I saw the assistant principal at one of my schools today and had a brief conversation with her. Mike used to work there, so she was asking about him and asking about Lily. Then she said, "Are you two going to have any more kids or is she just going to be an only child?" It wasn't asked innocently, either, kind of in a more "you better get working on it" tone. She doesn't know the struggles we've had, and she's not someone I'd share with, but I just wish people would think before they speak. I replied with, "We have always wanted more, but it doesn't come easy to us." She changed the subject right away, and I almost wish I had been more blunt with her. I was glad she shut up. It's a good thing she didn't catch me next week when I've had 10 days of hormone injections!
Anyway, I've been drinking lots of hot tea, and I went to a Japanese steakhouse with friends last night. I had lots of ginger sauce - ginger is supposed to be good for warming up the old uterus. Whatever works!
Bloodwork and ultrasound again this morning. It was my favorite doctor (the one who doesn't DIG with the u/s wand and sometimes sings to me like it's a microphone). Here is our conversation. Keep in mind I've known him for 6 years.
Dr. K: Good morning, Shannan! *fist bump*
Me: Good morning!
Dr. K: Are you read to get pregnant today?
Me: Well, probably not today. Probably sometime next week, don'tcha think?
Dr. K: Yes, you're right. So this is foreplay!
Me: Should I at least get Mike on the phone for this?
Dr. K: Nah, just you and me!
He always jokes with me and makes me feel comfortable.
Of course, they couldn't find my left ovary and there's not yet much to see. With this protocol, once the follicles really show up, they start growing quickly. I actually don't have to go in tomorrow morning - hooray! We are going to take Lily to the orchard for breakfast and apple picking.
Dr. Y dug around and found my left ovary. He counted 7 on one side, 6 on the other. I'll get a better idea of sizes. I like to be able to compare cycles, but I only have one other antagonist cycle to compare to. I'll have to dig out last year's planner. Those of you who know me well know that I have meticulous notes on days and dosage. Somehow being Type-A about keeping records during my cycles makes me feel like I have some control over them. I clearly don't, but humor me.

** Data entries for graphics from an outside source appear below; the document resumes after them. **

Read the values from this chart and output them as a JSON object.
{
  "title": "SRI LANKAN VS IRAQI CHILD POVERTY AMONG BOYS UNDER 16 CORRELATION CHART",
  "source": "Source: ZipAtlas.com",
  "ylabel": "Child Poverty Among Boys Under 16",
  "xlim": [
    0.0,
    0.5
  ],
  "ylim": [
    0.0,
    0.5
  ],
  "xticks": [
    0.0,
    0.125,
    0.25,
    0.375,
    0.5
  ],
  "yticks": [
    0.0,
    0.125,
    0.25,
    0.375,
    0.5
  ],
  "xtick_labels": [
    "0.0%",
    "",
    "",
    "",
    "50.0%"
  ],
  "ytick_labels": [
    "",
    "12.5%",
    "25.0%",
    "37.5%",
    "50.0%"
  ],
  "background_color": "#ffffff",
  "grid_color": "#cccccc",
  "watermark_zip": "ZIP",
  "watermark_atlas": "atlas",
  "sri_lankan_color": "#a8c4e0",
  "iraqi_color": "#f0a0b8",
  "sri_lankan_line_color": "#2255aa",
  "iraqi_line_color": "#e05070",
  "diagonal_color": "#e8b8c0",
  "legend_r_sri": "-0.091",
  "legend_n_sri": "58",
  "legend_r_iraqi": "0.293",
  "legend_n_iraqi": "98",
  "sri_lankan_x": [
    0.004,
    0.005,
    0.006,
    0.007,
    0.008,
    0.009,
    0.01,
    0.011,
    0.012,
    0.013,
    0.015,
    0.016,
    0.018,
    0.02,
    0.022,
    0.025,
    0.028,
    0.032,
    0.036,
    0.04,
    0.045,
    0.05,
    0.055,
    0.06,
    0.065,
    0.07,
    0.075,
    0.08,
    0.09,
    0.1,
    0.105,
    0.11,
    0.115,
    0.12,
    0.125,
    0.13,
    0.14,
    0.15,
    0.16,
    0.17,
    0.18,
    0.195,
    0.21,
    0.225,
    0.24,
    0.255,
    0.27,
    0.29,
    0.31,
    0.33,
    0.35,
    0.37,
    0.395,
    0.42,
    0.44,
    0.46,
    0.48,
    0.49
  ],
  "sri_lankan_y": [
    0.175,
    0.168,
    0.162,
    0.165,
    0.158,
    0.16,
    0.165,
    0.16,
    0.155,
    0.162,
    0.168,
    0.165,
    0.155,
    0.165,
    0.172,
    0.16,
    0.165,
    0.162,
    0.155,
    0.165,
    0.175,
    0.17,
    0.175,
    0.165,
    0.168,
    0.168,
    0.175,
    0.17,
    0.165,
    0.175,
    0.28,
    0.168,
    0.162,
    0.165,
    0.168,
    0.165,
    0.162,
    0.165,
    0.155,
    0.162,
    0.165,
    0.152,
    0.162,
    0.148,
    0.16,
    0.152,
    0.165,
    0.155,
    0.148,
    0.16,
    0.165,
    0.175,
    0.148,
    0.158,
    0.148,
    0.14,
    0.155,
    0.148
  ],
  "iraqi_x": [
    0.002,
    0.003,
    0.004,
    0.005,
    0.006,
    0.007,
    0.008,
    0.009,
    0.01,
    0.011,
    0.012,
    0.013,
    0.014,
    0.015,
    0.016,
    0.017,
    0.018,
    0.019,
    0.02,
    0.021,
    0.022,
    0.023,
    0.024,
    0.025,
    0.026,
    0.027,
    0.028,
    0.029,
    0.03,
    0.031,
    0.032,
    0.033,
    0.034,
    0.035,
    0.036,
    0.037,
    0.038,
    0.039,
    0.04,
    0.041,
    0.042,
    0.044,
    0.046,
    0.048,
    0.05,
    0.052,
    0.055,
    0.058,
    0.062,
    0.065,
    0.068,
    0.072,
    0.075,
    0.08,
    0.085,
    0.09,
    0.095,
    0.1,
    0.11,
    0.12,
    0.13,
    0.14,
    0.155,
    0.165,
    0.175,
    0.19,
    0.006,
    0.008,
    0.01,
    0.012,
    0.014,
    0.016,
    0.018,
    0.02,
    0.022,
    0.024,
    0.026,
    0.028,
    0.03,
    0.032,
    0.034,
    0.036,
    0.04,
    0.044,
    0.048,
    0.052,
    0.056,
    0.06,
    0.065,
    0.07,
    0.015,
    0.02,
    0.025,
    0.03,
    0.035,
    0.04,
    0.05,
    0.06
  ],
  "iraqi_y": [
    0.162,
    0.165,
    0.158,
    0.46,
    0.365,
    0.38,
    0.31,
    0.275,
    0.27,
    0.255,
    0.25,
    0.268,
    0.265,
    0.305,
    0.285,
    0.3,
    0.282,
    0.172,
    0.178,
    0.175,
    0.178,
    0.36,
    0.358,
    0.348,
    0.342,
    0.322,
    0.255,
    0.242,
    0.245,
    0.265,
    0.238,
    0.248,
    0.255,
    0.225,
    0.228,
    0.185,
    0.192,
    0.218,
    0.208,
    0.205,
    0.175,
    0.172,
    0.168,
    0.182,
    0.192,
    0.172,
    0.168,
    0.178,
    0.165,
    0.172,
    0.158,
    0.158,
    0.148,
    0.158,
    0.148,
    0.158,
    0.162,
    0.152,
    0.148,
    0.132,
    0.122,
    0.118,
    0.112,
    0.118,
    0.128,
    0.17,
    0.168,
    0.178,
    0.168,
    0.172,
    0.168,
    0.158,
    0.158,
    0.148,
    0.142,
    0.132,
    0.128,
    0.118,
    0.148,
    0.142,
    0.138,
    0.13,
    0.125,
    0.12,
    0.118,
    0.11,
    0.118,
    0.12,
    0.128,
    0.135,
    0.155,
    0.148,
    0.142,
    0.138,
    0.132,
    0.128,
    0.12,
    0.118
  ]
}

Right now I'm feeling like this is it - it's going to work. If it doesn't, I will have done everything I could do. Which one of you lovely ladies is going to peel me off the floor and remind me of that if I don't get good news at the end of this?
I'm trying to stay positive. I have skimmed "The Secret" and I'm sending pregnancy thoughts into the universe........... Ohmmmmmmmmmmm!
They are adding my Ganirelix in the morning starting tomorrow. I am VERY sleepy and very achy today. Thankfully I only have one more day of work this week. I'm normally off Weds. and Fris. but Thursday schools are closed for Yom Kippur.
I feel like hell today and I'm getting tired of driving 45 min. to the hospital every morning, but I know I'm getting closer to egg retrieval. I had my pre-op hematocrit drawn today, so I'll be ready.
I started the Ganirelix this morning, and I got my shipment of more Follistim today. They've had me on such a high dose I went through the 1500 units already and they gave me 1500 more. I hope I don't have to use that much - I already feel like a hormonal wreck.